According to 2018 statistics from the National At-Home Dad Network, this country has approximately 1.4 to 1.75 million stay-at-home dads. The Network defines a stay-at-home dad as a “daily, primary caregiver of his children under the age of 18.” The number of fathers who choose stay-at-home parenting has risen in recent years from 5% to 21%. Most of these men work part-time or work opposite shifts from their spouse.
In an era when most widowers turned their children’s care over to others or hastily found someone else to marry, William Jackson Smart raised his six children alone. Smart was a Civil war veteran whose wife had died in childbirth.
A resident of Confederate Arkansas, Smart enlisted as a sergeant with the Union Army. Shortly after the war, he married Elizabeth Harris, with whom he had five children, one of whom died in infancy.
Four years after Elizabeth died, he married Ellen Cheek, a young widow with three children, and he later added his widowed sister and her daughter to his household.
Smart went on to father six children with Ellen. His first four offspring now grown, the home was still overflowing with the latest six youngsters, plus his three step children.
With the advent of the railroad, towns began to spring up all over the country. For unknown reasons, Smart moved his burgeoning household from Arkansas to Wilbur, Washington where, two years later, Ellen died in childbirth, leaving him with nine at-home children ranging from newborn to 19 years. He did not remarry.
Inspired by his devotion to family, and influenced by Anna Jarvis, the founder of Mother’s Day, Smart’s daughter, Sonora Smart Dodd, wanted recognition for her father’s familial sacrifices.
For the next year, her appeals for a national Father’s Day fell on deaf ears, and initially was scoffed at as just another opportunity for commercialism.
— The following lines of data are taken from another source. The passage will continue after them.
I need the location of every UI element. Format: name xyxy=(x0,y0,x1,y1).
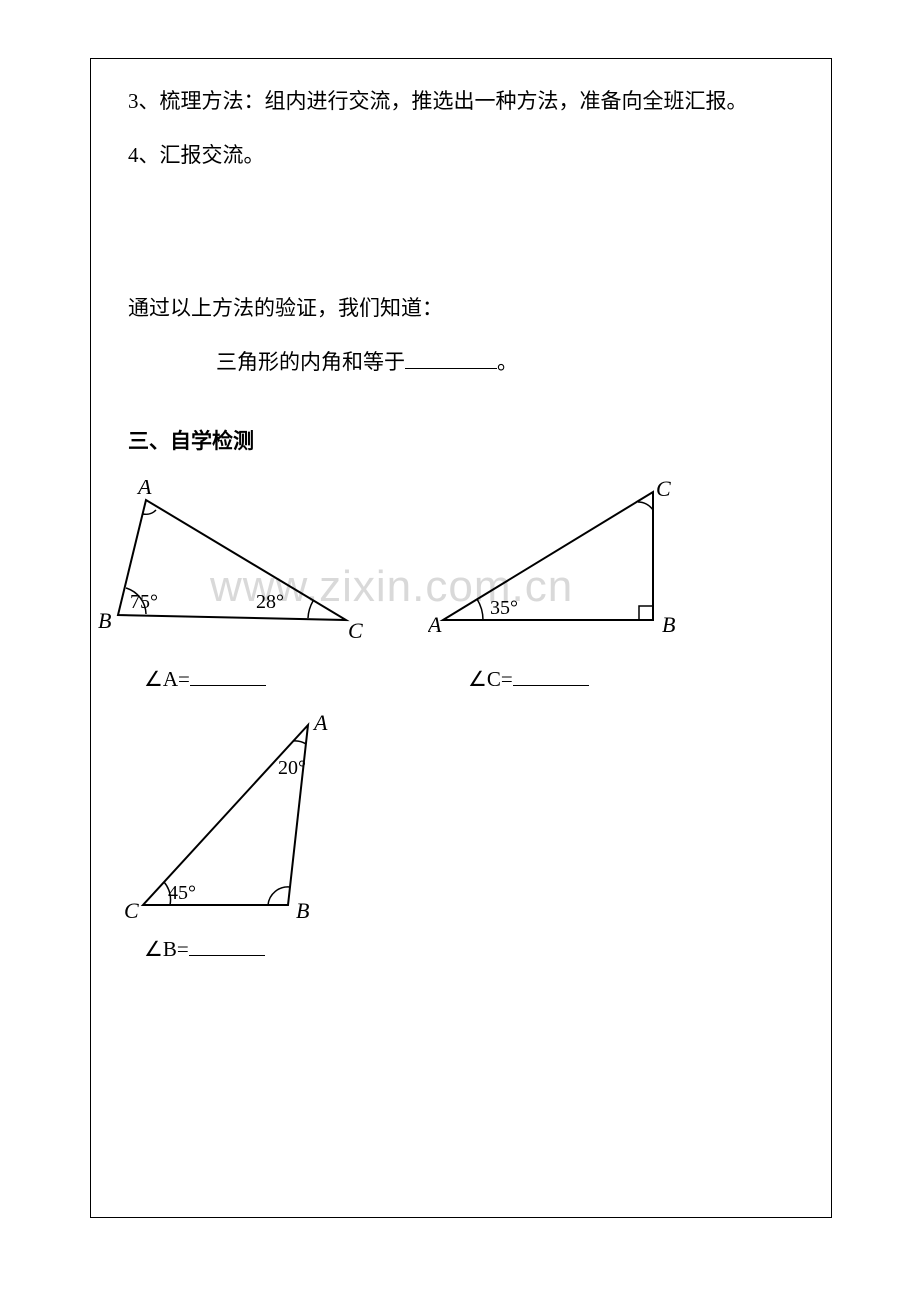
t3-label-B: B xyxy=(296,898,309,923)
document-content: 3、梳理方法：组内进行交流，推选出一种方法，准备向全班汇报。 4、汇报交流。 通… xyxy=(128,86,828,965)
t1-label-B: B xyxy=(98,608,111,633)
t3-label-A: A xyxy=(312,710,328,735)
t2-label-A: A xyxy=(428,612,442,637)
conclusion-suffix: 。 xyxy=(497,350,518,374)
answer-B-label: ∠B= xyxy=(144,937,189,961)
blank-A xyxy=(190,664,266,686)
t1-angle-B: 75° xyxy=(130,591,158,613)
t3-angle-C: 45° xyxy=(168,882,196,904)
t1-label-A: A xyxy=(136,480,152,499)
t1-angle-C: 28° xyxy=(256,591,284,613)
answer-B: ∠B= xyxy=(144,934,828,966)
answer-A: ∠A= xyxy=(144,664,266,696)
spacer xyxy=(128,193,828,293)
triangle-3-svg: A B C 20° 45° xyxy=(118,710,358,925)
blank-B xyxy=(189,934,265,956)
verification-intro: 通过以上方法的验证，我们知道： xyxy=(128,293,828,325)
triangle-3: A B C 20° 45° xyxy=(118,710,358,935)
t3-angle-A: 20° xyxy=(278,757,306,779)
blank-C xyxy=(513,664,589,686)
spacer xyxy=(128,400,828,426)
triangle-2: A B C 35° xyxy=(428,480,688,660)
figures-row-2: A B C 20° 45° xyxy=(128,710,828,930)
answer-A-label: ∠A= xyxy=(144,667,190,691)
conclusion-prefix: 三角形的内角和等于 xyxy=(216,350,405,374)
item-4: 4、汇报交流。 xyxy=(128,140,828,172)
t2-angle-A: 35° xyxy=(490,597,518,619)
answers-row-1: ∠A= ∠C= xyxy=(128,664,828,704)
triangle-2-svg: A B C 35° xyxy=(428,480,688,650)
figures-row-1: A B C 75° 28° A xyxy=(128,480,828,660)
t3-label-C: C xyxy=(124,898,139,923)
triangle-1: A B C 75° 28° xyxy=(98,480,388,660)
item-3: 3、梳理方法：组内进行交流，推选出一种方法，准备向全班汇报。 xyxy=(128,86,828,118)
answer-C-label: ∠C= xyxy=(468,667,513,691)
conclusion-line: 三角形的内角和等于 。 xyxy=(216,347,828,379)
answer-C: ∠C= xyxy=(468,664,589,696)
t1-label-C: C xyxy=(348,618,363,643)
t2-label-C: C xyxy=(656,480,671,501)
t2-label-B: B xyxy=(662,612,675,637)
section-3-title: 三、自学检测 xyxy=(128,426,828,458)
triangle-1-svg: A B C 75° 28° xyxy=(98,480,388,650)
blank-conclusion xyxy=(405,347,497,369)
page: www.zixin.com.cn 3、梳理方法：组内进行交流，推选出一种方法，准… xyxy=(0,0,920,1302)
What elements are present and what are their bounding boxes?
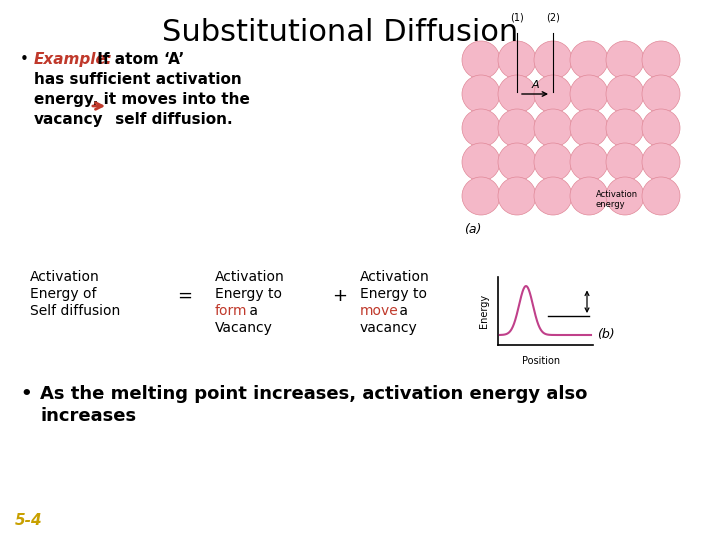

Nevertheless, on June 19, 1910, America’s first Father’s Day was observed at the YMCA in Smart’s home city of Spokane, Washington.
In 1917, then-President Woodrow Wilson attended the Father’s Day celebration in Spokane. Whether he met Smart or his family is uncertain. Smart died there in 1919 at his daughter’s home, his children at his side.
It was not until 1966, that President Lyndon Johnson proclaimed the third Sunday in June as a national Father’s Day, complying with Sonora’s request for a date in June, her father’s birth month. President Richard Nixon later declared it a federal holiday in 1972.
Father’s Day this year falls on June 17, and while national spending on dads amounts to billions of dollars, it still falls behind that of Mother’s Day.
We’re told that in Germany, fathers spend the day in beer gardens, drinking.